Updated: 08/28/2014 5:51 PM
Created: 08/28/2014 5:50 PM KAALtv.com
By: Dan Conradt
(ABC 6 News) -- Harvest time is still several weeks away, but already one concern is growing.
And now, Minnesota's governor has gotten involved.
"As we get into fall we're going to need the rail to move grain," said Tim Chicos at Northern Country Co-op in Lansing. "What I've been hearing is the rail has been behind."
“It is a serious issue, and it's putting farmers at a disadvantage,” added Minnesota Congressman Tim Walz.
Governor Mark Dayton says he wants the state's major railroads to provide more information about why they can't move more agricultural products from state farms and grain elevators to markets. He's outlined his concerns in a letter to the Surface Transportation Board.

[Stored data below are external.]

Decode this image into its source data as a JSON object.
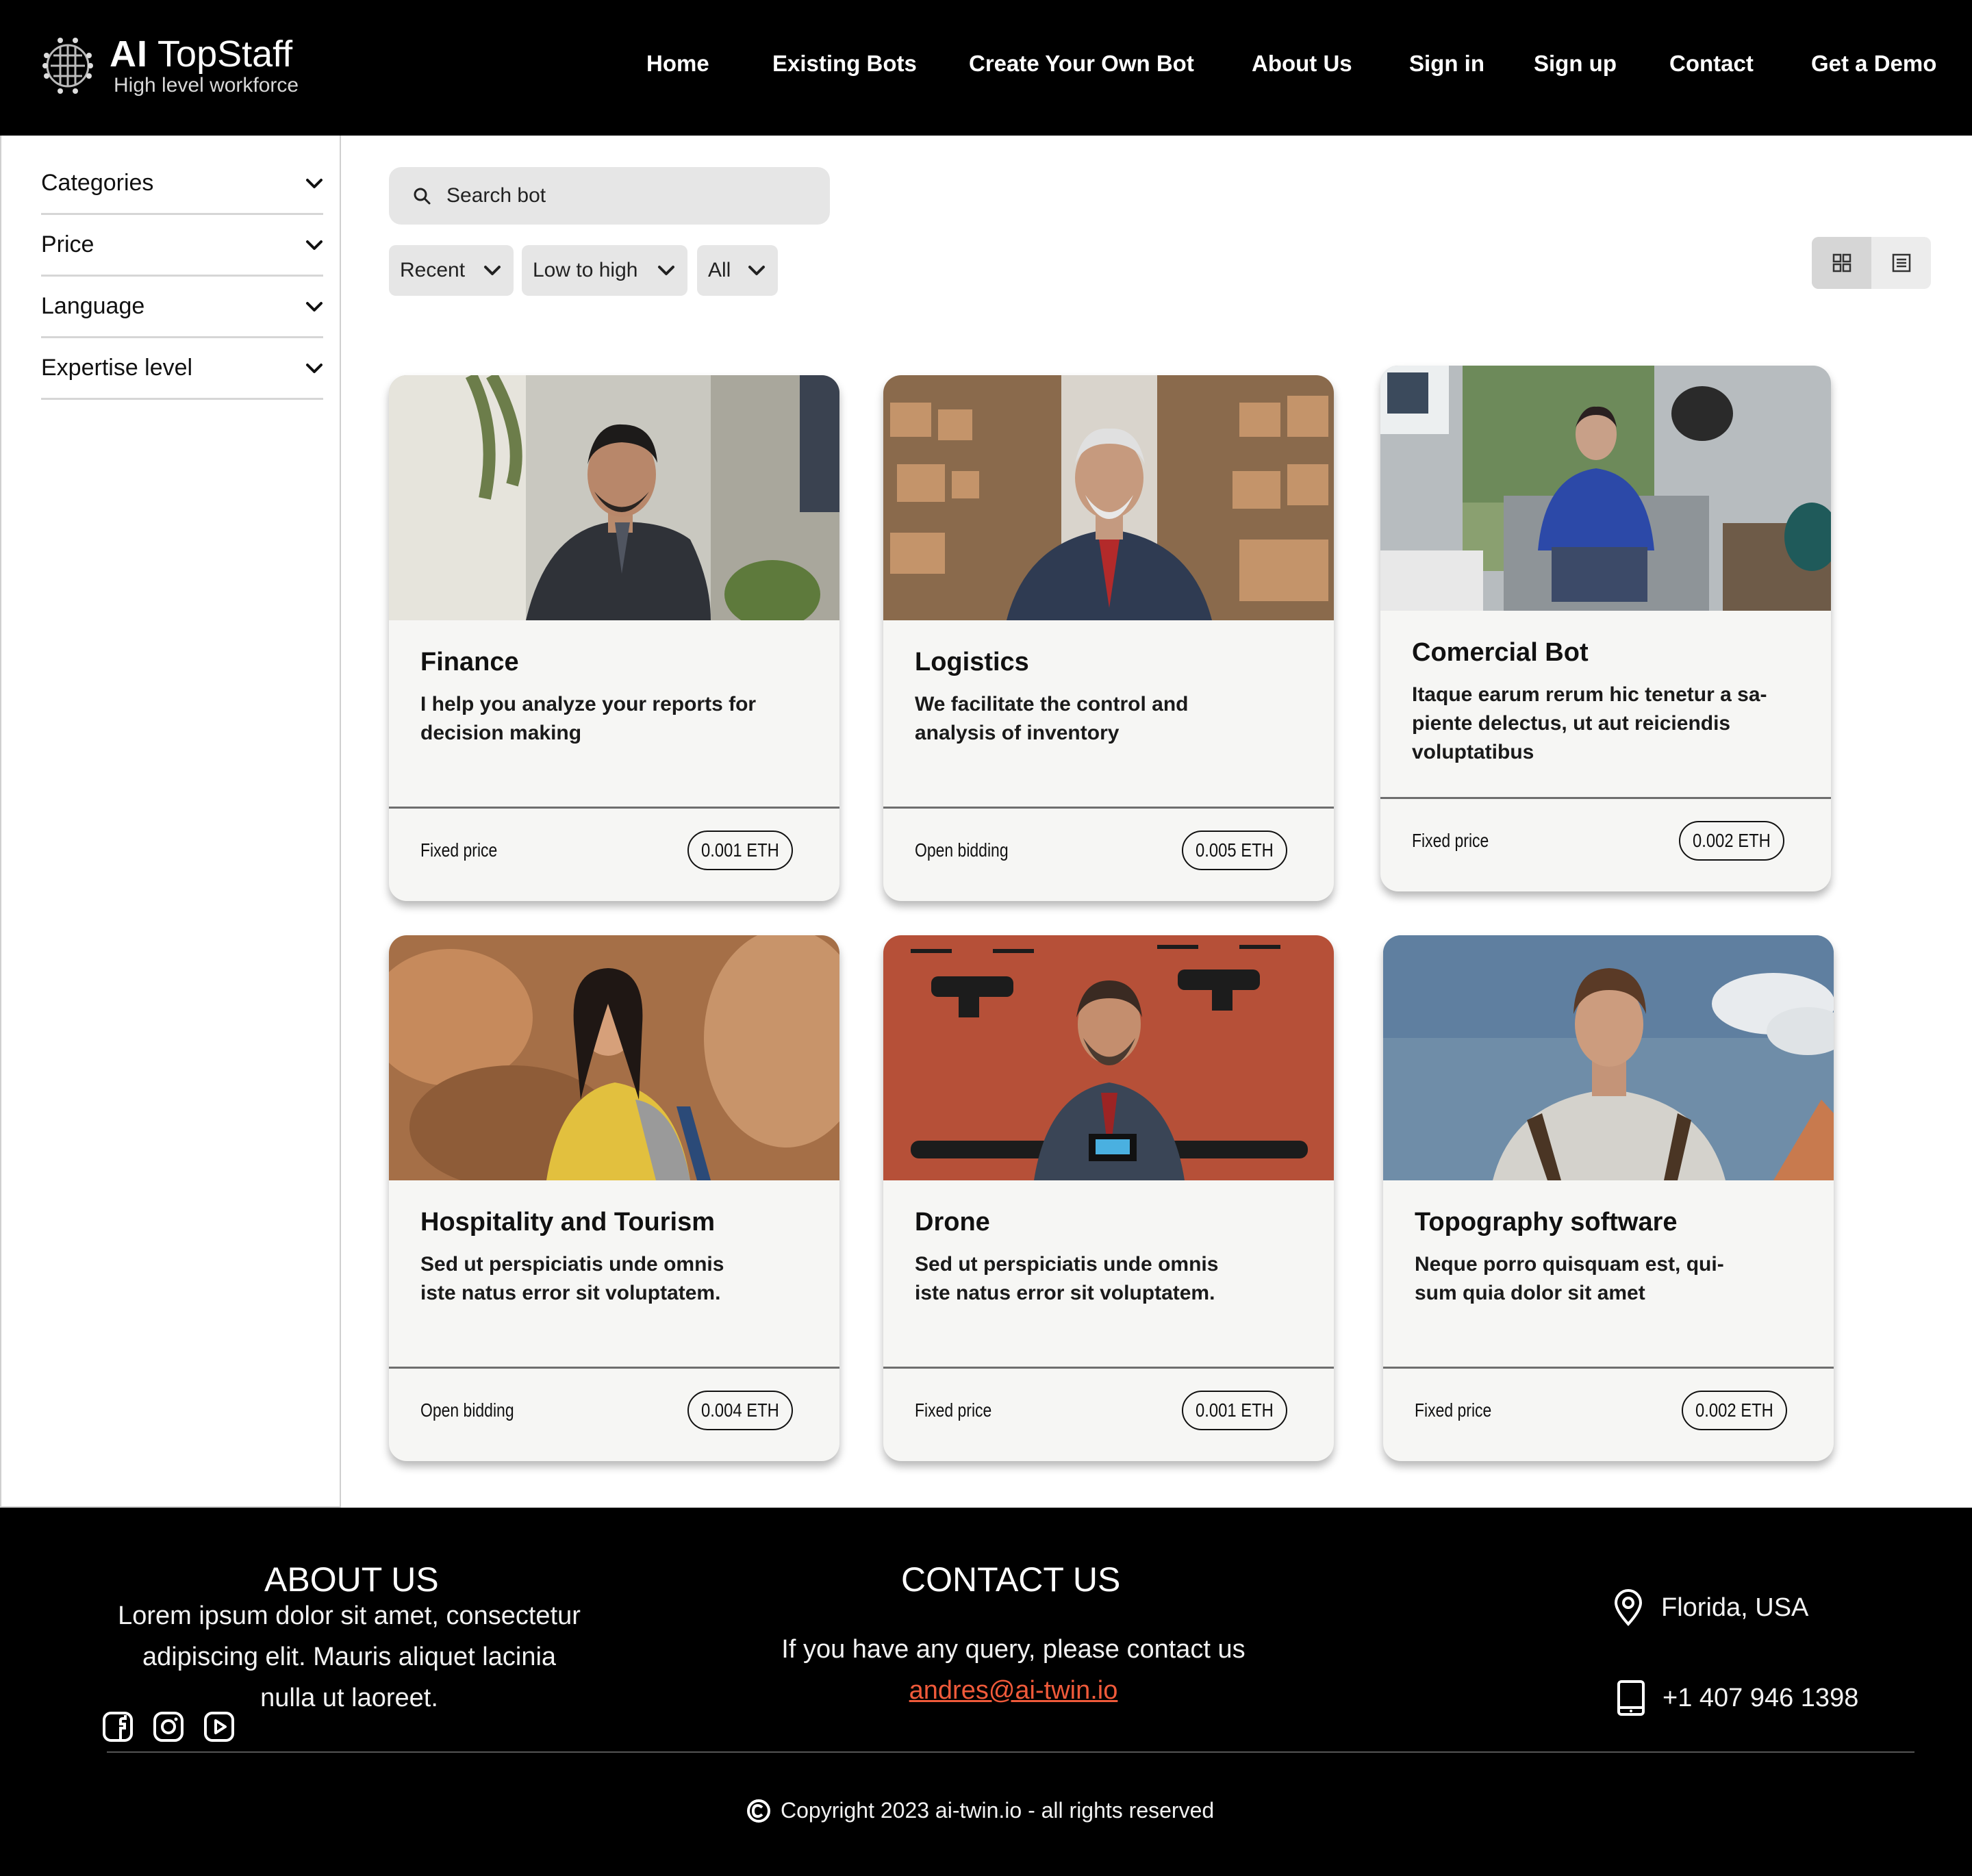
{
  "brand": {
    "title_bold": "AI",
    "title_rest": "TopStaff",
    "tagline": "High level workforce"
  },
  "nav": {
    "home": "Home",
    "existing_bots": "Existing Bots",
    "create_bot": "Create Your Own Bot",
    "about": "About Us",
    "sign_in": "Sign in",
    "sign_up": "Sign up",
    "contact": "Contact",
    "demo": "Get a Demo"
  },
  "filters": {
    "categories": "Categories",
    "price": "Price",
    "language": "Language",
    "expertise": "Expertise level"
  },
  "search": {
    "placeholder": "Search bot"
  },
  "sort": {
    "recent": "Recent",
    "price_order": "Low to high",
    "type": "All"
  },
  "cards": [
    {
      "title": "Finance",
      "desc1": "I help you analyze your reports for",
      "desc2": "decision making",
      "desc3": "",
      "pricing": "Fixed price",
      "price": "0.001 ETH"
    },
    {
      "title": "Logistics",
      "desc1": "We facilitate the control and",
      "desc2": " analysis of inventory",
      "desc3": "",
      "pricing": "Open bidding",
      "price": "0.005 ETH"
    },
    {
      "title": "Comercial Bot",
      "desc1": "Itaque earum rerum hic tenetur a sa-",
      "desc2": "piente delectus, ut aut reiciendis",
      "desc3": "voluptatibus",
      "pricing": "Fixed price",
      "price": "0.002 ETH"
    },
    {
      "title": "Hospitality and Tourism",
      "desc1": "Sed ut perspiciatis unde omnis",
      "desc2": " iste natus error sit voluptatem.",
      "desc3": "",
      "pricing": "Open bidding",
      "price": "0.004 ETH"
    },
    {
      "title": "Drone",
      "desc1": "Sed ut perspiciatis unde omnis",
      "desc2": " iste natus error sit voluptatem.",
      "desc3": "",
      "pricing": "Fixed price",
      "price": "0.001 ETH"
    },
    {
      "title": "Topography software",
      "desc1": "Neque porro quisquam est, qui-",
      "desc2": "sum quia dolor sit amet",
      "desc3": "",
      "pricing": "Fixed price",
      "price": "0.002 ETH"
    }
  ],
  "footer": {
    "about_heading": "ABOUT US",
    "about_line1": "Lorem ipsum dolor sit amet, consectetur",
    "about_line2": "adipiscing elit. Mauris aliquet lacinia",
    "about_line3": "nulla ut laoreet.",
    "contact_heading": "CONTACT US",
    "contact_text": "If you have any query, please contact us",
    "email": "andres@ai-twin.io",
    "location": "Florida, USA",
    "phone": "+1 407 946 1398",
    "copyright": "Copyright 2023 ai-twin.io - all rights reserved",
    "social_icons": [
      "facebook-icon",
      "instagram-icon",
      "youtube-icon"
    ]
  },
  "colors": {
    "header_bg": "#000000",
    "link_accent": "#f05a3a",
    "card_bg": "#f6f6f4"
  }
}
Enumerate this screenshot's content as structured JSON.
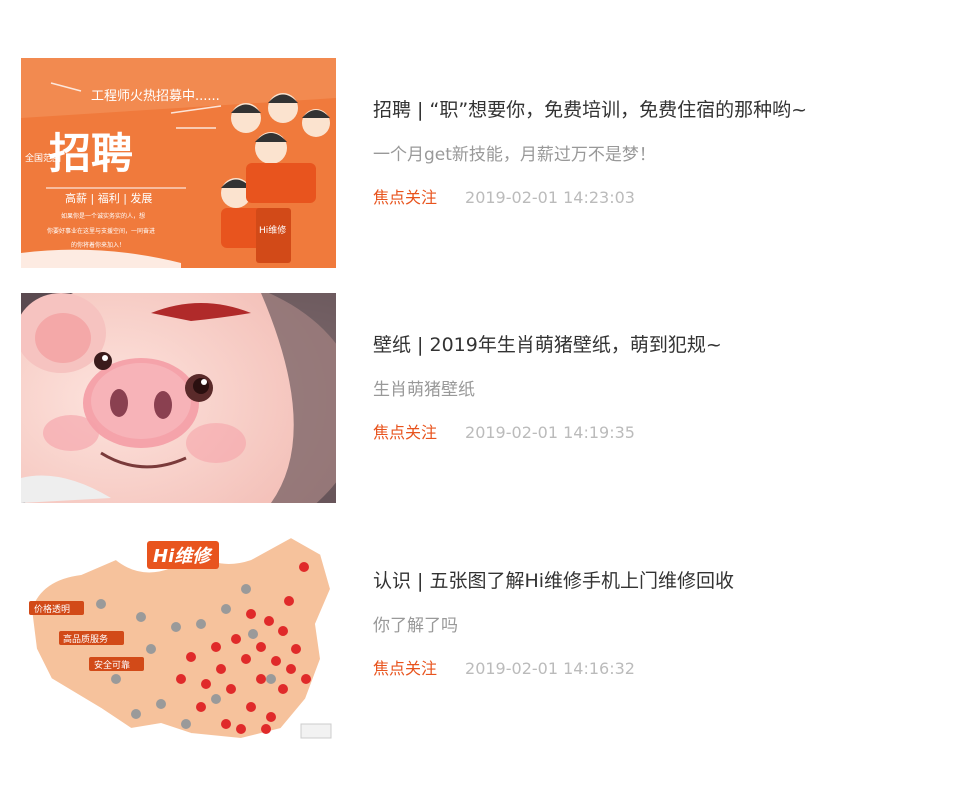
{
  "articles": [
    {
      "title": "招聘 | “职”想要你，免费培训，免费住宿的那种哟~",
      "desc": "一个月get新技能，月薪过万不是梦！",
      "tag": "焦点关注",
      "time": "2019-02-01 14:23:03",
      "thumb": {
        "banner": "工程师火热招募中......",
        "big": "招聘",
        "badge": "全国范围",
        "perks": "高薪 | 福利 | 发展",
        "line1": "如果你是一个诚实务实的人，想",
        "line2": "你要好事业在这里与支援空间，一同奋进",
        "line3": "的你将着你来加入！",
        "brand": "Hi维修",
        "accent": "#f07a3c"
      }
    },
    {
      "title": "壁纸 | 2019年生肖萌猪壁纸，萌到犯规~",
      "desc": "生肖萌猪壁纸",
      "tag": "焦点关注",
      "time": "2019-02-01 14:19:35",
      "thumb": {
        "accent": "#f4b6b6"
      }
    },
    {
      "title": "认识 | 五张图了解Hi维修手机上门维修回收",
      "desc": "你了解了吗",
      "tag": "焦点关注",
      "time": "2019-02-01 14:16:32",
      "thumb": {
        "brand": "Hi维修",
        "label1": "价格透明",
        "label2": "高品质服务",
        "label3": "安全可靠",
        "accent": "#e8541e"
      }
    }
  ],
  "colors": {
    "title": "#333333",
    "desc": "#999999",
    "tag": "#e8541e",
    "time": "#bbbbbb"
  }
}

"We set down a certain day we want these rail cars and they deliver. If they don't have the rail cars, they don't make the delivery," Chicos said.
And then the problem starts to snowball.
"Puts us in a bind for receiving the grain from the farmer, and then either we have to stockpile it more to put on the ground just so the farmer gets done because if he doesn't get done, then we get into the wintertime" Chicos said.
The Minnesota Department of Agriculture says a new study shows the state's grain farmers lost $109 million from March to May, and shipping problems played a big part in the loss.
"You go out west -- Fairmont and Jackson -- if they get cars it sets us back. If we get cars, it sets them back," Chicos told ABC6.
"If you have a backup in one part of the country, it can have an effect hundreds of miles away," Walz said.
Minnesota farmers say crude oil trains coming from North Dakota and Canada are creating heavier rail traffic, leading to delays in shipping agricultural products.
"There's no doubt oil output has increased,” Walz said. “We simply believe if you can move things by pipeline, move them by pipeline, and you can't move soybeans by pipeline."